There was no priest to intercede between the people and their deities, for even in the pre-Christian Celtic era when the Druids held sway, they seemed to have acted more as guides or masters of ceremonies than controllers of the ritual. Everyone in the community probably made a small offering, asked a boon, or offered prayers of thanksgiving, as appropriate to the season. If there was speech, it was from the heart and Goddess-given inspiration rather than set-piece sermons or regulated supplications.

As most such celebrations were carried out in fields or woods or sacred circles of standing stones, it is likely that much of the action was mime, just as today’s mumming plays enact the story of Life and Death, Summer and Winter, with a variety of local characters depicted. Song and dance too would have played a part in such gatherings, with music, drumming and probably the playing of games like those country children still play. Often those who acted out the characters of the story of the Old Ones

would be chosen by lot, with symbols baked into a cake, or hidden in a bag.

This allowed the God or Goddess to cast his or her part without the intervention of human will. When this method of choosing the parts for a ritual or celebration is used, those so chosen play their parts far better than might be imagined, even if they do not exactly fit the archetype they portray.
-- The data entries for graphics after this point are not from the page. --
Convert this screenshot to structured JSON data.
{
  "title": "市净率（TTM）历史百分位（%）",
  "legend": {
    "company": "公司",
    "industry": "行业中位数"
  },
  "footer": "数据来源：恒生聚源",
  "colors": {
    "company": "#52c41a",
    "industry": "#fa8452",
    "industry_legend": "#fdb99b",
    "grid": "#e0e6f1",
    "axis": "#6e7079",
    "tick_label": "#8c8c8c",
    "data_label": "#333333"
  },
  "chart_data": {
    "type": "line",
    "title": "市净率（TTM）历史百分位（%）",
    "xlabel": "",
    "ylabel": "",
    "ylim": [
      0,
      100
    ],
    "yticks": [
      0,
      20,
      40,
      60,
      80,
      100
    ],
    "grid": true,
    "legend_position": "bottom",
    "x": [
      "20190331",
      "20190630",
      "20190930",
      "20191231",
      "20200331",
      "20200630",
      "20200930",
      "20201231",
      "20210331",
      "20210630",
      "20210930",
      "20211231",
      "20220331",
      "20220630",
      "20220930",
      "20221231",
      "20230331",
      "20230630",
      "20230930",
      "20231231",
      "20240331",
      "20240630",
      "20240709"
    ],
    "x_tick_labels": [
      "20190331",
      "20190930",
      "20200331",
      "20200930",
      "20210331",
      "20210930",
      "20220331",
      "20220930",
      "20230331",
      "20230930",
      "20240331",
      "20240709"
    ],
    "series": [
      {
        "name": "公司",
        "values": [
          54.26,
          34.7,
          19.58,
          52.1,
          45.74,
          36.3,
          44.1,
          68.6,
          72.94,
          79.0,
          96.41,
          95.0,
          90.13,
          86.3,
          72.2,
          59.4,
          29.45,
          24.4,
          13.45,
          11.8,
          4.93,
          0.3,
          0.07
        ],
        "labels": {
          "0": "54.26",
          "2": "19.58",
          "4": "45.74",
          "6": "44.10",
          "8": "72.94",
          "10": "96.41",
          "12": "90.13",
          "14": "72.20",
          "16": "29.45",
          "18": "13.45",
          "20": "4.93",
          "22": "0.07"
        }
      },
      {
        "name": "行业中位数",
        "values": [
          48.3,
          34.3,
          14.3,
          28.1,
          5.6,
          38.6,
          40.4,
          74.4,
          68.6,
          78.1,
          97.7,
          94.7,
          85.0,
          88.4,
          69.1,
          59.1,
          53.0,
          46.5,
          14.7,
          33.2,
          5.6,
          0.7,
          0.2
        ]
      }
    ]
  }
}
Starting at the beginning of the Celtic year, around the end of October in the modern calendar, when the first hard frost whitened the grass, shrivelled any green stuff and iced over a shallow puddle, the community began their preparations for winter. Cattle and pigs and sheep which had roamed the unfenced fells, moors or woodland would be brought back to the farmyards or perhaps one of the great earthworks which dot the southern hilltops. It would be a great round-up and time for sorting out the stock.